Multiple Generic Abstraction in Dart

Generic Abstraction Patterns for Scalable Dart Code

When working on larger applications, especially those that involve business logic and calculations, code reusability and maintainability become essential. Dart’s type system, with its support for generics and object-oriented programming (OOP), allows us to build flexible and type-safe abstractions.

In this blog post, we’ll explore a technique called multiple generic abstraction. This design pattern helps developers define reusable calculation structures using generics and abstract classes. We’ll break down a basic example that demonstrates this concept, understand how it works, and when to use it.

Why Use Generic Abstractions?

Generics in Dart allow you to write code that works with different data types while retaining type safety. When combined with abstract classes, generics become a powerful tool for creating APIs or modules that are extensible, testable, and adaptable.

In our case, we aim to define a flexible executor pattern for performing calculations. The executor should be able to:

Work with different types of inputs (Param objects)
Produce different types of outputs (like int, double, etc.)
Enforce consistent contracts using abstract classes

The Abstraction Declaration

Let’s start by looking at the core structure of our abstraction:

import 'dart:async';

abstract class A<U extends Param, T> {
  A();
  FutureOr<T> calculate(U a);
}

abstract class B<int> extends A<ParamImpl, int> {
  B();
  @override
  int calculate(ParamImpl b);
}

abstract class Param {}

Explanation

abstract class A<U extends Param, T>: This is our base generic abstract class. It defines a method calculate that takes a parameter of type U (which must extend Param) and returns a result of type T. The return type is FutureOr<T>, allowing for both synchronous and asynchronous implementations.
abstract class B<int> extends A<ParamImpl, int>: This is a more concrete abstract class, which extends A by fixing the types: it always takes a ParamImpl and returns an int. This lets us define variations of calculations while narrowing down the types.
abstract class Param {}: This is a base class for any input type we want to pass to A. It allows us to define multiple types of parameter implementations while keeping the API consistent.

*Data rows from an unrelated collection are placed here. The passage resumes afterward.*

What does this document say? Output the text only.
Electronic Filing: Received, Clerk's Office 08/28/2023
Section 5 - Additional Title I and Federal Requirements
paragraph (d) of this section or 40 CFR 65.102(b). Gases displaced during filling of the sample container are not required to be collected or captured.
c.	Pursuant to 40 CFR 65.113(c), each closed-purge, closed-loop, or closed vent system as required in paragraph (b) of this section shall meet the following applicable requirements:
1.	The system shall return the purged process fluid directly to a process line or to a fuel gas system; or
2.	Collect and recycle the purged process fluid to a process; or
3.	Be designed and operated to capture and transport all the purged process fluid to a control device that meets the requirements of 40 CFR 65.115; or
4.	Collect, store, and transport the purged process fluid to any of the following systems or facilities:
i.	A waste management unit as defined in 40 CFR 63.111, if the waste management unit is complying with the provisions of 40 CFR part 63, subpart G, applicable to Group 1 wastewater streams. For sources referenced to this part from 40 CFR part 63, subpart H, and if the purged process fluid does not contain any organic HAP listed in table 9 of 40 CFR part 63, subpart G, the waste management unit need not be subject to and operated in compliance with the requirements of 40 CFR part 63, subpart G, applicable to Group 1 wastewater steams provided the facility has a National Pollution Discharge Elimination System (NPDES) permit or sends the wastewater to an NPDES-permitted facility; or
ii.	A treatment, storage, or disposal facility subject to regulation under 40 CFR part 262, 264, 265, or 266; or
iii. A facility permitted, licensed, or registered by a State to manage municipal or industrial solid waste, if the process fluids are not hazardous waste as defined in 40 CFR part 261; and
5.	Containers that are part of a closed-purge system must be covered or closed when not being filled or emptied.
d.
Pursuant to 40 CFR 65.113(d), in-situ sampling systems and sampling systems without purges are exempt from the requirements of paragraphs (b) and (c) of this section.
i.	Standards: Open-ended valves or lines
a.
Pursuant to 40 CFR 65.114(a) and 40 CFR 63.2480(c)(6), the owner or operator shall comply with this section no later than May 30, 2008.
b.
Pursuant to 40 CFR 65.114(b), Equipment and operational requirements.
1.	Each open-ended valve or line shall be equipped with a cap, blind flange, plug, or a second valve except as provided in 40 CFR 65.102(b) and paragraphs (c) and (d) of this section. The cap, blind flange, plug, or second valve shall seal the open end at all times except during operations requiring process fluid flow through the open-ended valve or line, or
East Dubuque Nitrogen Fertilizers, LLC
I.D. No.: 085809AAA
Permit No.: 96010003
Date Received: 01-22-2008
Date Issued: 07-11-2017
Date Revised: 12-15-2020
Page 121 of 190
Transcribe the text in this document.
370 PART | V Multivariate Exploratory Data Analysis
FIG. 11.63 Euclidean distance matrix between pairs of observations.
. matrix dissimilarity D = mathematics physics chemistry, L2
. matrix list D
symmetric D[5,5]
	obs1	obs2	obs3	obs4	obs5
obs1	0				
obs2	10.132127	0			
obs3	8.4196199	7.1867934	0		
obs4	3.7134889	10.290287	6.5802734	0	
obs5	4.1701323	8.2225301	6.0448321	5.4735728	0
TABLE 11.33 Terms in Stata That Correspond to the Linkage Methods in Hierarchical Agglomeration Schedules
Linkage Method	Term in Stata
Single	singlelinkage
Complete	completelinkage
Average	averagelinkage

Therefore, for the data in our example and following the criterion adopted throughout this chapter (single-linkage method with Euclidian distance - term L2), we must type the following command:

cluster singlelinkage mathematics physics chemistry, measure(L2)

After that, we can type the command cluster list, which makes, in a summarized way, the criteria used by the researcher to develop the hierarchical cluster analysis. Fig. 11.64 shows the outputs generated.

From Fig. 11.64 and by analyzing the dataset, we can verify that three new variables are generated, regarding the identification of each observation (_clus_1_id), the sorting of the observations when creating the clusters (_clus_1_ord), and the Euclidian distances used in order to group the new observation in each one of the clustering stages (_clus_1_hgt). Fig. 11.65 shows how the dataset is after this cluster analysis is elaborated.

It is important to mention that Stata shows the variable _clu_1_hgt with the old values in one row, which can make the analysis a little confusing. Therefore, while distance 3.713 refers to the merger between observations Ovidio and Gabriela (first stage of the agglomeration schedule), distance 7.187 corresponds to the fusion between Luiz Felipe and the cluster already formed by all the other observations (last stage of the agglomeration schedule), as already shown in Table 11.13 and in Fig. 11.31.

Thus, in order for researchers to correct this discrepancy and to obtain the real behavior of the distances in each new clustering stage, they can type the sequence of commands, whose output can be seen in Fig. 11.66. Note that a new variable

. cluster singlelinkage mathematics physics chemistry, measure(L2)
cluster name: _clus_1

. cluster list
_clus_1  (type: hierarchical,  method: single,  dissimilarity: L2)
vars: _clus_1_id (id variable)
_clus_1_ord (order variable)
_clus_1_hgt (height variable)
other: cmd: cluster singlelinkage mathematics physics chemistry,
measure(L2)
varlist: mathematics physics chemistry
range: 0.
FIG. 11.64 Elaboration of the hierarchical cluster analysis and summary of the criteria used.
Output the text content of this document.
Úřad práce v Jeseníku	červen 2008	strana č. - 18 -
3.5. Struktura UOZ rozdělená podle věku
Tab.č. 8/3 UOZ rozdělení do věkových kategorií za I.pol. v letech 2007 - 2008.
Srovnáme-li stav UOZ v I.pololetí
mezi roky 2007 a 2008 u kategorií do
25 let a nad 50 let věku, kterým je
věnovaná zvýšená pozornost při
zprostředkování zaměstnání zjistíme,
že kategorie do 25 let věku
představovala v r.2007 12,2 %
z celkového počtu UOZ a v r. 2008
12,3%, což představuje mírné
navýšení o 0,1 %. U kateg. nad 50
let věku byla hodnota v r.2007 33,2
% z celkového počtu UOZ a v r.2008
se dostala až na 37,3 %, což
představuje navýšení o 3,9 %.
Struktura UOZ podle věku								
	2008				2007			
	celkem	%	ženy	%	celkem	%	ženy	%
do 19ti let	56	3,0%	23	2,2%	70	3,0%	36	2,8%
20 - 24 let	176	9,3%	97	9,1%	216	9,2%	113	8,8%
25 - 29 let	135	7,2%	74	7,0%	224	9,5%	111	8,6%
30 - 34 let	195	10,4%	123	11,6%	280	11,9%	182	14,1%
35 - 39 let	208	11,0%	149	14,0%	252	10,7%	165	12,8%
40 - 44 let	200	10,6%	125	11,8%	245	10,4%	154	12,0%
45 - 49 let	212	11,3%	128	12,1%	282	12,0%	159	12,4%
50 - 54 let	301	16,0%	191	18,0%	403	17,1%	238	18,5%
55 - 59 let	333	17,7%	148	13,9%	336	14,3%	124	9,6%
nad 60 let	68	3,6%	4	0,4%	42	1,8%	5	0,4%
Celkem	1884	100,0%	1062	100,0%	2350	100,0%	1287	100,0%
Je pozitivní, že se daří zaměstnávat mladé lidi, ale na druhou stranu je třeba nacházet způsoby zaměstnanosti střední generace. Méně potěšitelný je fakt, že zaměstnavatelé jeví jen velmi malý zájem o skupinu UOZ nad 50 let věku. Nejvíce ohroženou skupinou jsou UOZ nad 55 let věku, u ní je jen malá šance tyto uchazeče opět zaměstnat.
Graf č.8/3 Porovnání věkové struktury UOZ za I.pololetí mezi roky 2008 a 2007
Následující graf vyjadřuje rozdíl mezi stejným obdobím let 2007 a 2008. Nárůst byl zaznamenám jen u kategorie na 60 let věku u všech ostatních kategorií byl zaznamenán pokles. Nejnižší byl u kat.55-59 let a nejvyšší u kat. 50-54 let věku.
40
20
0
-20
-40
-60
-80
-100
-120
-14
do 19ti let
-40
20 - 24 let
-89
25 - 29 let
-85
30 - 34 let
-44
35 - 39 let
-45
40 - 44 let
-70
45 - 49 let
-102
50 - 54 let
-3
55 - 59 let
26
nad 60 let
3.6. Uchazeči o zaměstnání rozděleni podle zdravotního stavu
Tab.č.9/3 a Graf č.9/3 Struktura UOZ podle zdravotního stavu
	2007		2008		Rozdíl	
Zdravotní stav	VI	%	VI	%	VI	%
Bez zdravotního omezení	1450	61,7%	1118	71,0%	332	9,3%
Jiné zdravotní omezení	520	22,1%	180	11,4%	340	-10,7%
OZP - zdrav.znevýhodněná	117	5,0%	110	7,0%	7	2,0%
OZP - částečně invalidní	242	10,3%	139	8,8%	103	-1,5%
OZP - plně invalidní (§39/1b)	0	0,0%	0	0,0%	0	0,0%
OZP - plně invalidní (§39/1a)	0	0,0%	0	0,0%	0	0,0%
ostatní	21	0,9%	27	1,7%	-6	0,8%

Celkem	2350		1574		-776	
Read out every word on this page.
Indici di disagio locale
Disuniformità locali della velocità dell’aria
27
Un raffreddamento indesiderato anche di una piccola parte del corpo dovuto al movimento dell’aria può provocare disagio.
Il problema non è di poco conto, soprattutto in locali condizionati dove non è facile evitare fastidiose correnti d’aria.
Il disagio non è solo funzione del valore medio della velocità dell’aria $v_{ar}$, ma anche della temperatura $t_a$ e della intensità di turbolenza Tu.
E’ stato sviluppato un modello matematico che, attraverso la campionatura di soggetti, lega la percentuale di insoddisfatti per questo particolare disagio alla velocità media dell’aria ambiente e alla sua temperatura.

The Concrete Implementation

Now let’s look at how we would implement these abstract classes:

class ParamImpl extends Param {}

class BImpl implements B {
  @override
  int calculate(ParamImpl b) {
    return 0;
  }
}

Explanation

ParamImpl: A concrete implementation of the Param class. This would typically include fields and methods relevant to the calculation logic.
BImpl: This class implements B, which already extends A. By doing so, BImpl inherits the contract to calculate something using a ParamImpl and return an int. In this example, it simply returns 0, but in a real scenario, you’d include the actual computation here.

Benefits of This Pattern

Code Reusability: You can define new types of calculations by simply implementing or extending the base classes.
Type Safety: Dart’s generics ensure that the types passed around are valid, reducing runtime errors.
Flexibility: You can define new parameter classes and result types without changing the base logic.
Separation of Concerns: Logic for input structure (Param) is decoupled from the calculation logic.

Use Cases

This pattern is particularly useful in scenarios like:

Data transformation layers
Business rule engines
Mathematical or financial calculators
Workflow processors that vary by type of input and output

Final Thoughts

Multiple generic abstraction is a clean and scalable approach to managing complex logic in Dart. It leverages the power of generics and OOP to ensure code is modular, maintainable, and extensible. If you’re building a system where operations vary based on input and output types, consider adopting this design.